For a typed frontend client, generate TypeScript directly from the same tool contract:

a2a openapi client \
  --project . \
  --base-url https://chart-agent.a2acloud.io \
  --out frontend/src/a2a-client

To export only selected tools and keep the OpenAPI document with the generated client:

a2a openapi client \
  --project . \
  --skill render_chart \
  --out frontend/src/a2a-client \
  --spec-out frontend/src/a2a-client/openapi.json

See Skill OpenAPI clients for the full workflow.

Deploy

Deploy stays the same:

a2a deploy

If frontend.build is set, the control plane builds the frontend in a Node stage, copies frontend/dist into the agent image, and serves it from the Python A2A runtime. If frontend.build is omitted, the deploy path copies the prebuilt static bundle.

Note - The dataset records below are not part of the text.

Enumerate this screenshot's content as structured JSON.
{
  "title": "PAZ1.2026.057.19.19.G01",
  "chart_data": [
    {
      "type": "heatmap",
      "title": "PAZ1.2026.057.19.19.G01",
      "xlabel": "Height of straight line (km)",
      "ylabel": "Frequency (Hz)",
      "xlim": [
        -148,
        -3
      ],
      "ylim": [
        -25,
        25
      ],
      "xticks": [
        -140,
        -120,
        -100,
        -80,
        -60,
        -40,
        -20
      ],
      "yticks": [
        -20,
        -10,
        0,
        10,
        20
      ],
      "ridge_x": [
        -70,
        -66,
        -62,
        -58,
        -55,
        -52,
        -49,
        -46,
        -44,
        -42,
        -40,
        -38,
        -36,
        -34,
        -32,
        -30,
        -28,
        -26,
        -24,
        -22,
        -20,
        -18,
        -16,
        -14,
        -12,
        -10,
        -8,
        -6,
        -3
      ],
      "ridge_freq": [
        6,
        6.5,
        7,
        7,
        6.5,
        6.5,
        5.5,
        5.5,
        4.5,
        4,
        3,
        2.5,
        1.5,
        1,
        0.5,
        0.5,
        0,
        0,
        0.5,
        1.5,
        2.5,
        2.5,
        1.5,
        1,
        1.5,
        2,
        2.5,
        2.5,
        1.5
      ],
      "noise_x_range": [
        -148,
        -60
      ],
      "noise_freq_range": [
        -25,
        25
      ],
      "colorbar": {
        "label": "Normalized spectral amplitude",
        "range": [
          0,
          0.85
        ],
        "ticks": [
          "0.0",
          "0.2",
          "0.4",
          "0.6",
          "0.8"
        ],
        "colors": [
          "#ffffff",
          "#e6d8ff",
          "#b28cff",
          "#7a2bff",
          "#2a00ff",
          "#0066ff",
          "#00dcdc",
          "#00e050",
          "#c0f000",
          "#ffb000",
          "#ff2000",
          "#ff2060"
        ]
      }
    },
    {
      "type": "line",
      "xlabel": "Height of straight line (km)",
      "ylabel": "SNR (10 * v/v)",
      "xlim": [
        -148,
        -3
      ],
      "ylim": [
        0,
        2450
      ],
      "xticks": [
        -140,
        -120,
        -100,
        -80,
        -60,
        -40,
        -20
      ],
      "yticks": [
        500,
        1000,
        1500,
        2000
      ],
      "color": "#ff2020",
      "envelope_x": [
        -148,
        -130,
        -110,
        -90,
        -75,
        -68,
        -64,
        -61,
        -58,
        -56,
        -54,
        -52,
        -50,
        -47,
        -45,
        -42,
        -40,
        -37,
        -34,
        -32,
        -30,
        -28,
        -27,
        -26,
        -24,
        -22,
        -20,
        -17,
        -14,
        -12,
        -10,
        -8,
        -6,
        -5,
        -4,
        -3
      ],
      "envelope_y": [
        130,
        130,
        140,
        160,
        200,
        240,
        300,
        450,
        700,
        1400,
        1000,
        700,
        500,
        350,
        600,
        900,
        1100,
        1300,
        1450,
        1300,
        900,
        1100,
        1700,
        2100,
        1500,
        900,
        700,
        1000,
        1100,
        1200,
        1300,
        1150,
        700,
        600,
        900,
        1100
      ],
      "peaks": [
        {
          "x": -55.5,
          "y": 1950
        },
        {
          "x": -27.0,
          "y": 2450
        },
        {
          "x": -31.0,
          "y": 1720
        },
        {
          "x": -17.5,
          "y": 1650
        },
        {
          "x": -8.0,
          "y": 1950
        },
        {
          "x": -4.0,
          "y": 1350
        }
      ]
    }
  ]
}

The deployed agent exposes both the app and protocol surfaces:

/app
/.well-known/agent-card.json
/.well-known/a2a-skills.json
/.well-known/openapi.json
/invoke/{skill}
/mcp
/auth/session

Security model

  • Browser code calls generated endpoints with the user session.
  • Platform secrets stay server-side.
  • Private agents should use auth: inherit, so the app follows agent access.
  • File access should go through scoped grants, signed URLs, or platform-mediated APIs.
  • The app should treat tool schemas as public contract metadata, not as secret configuration.

Current scope

Packed frontend support is static-SPA first. React/Vite works out of the box, and other static frameworks work if they build into a dist directory.

Server-rendered frameworks such as non-static Next.js or Remix need a later sidecar/container mode. For now, keep packed frontends static and let the A2A runtime handle the agent API.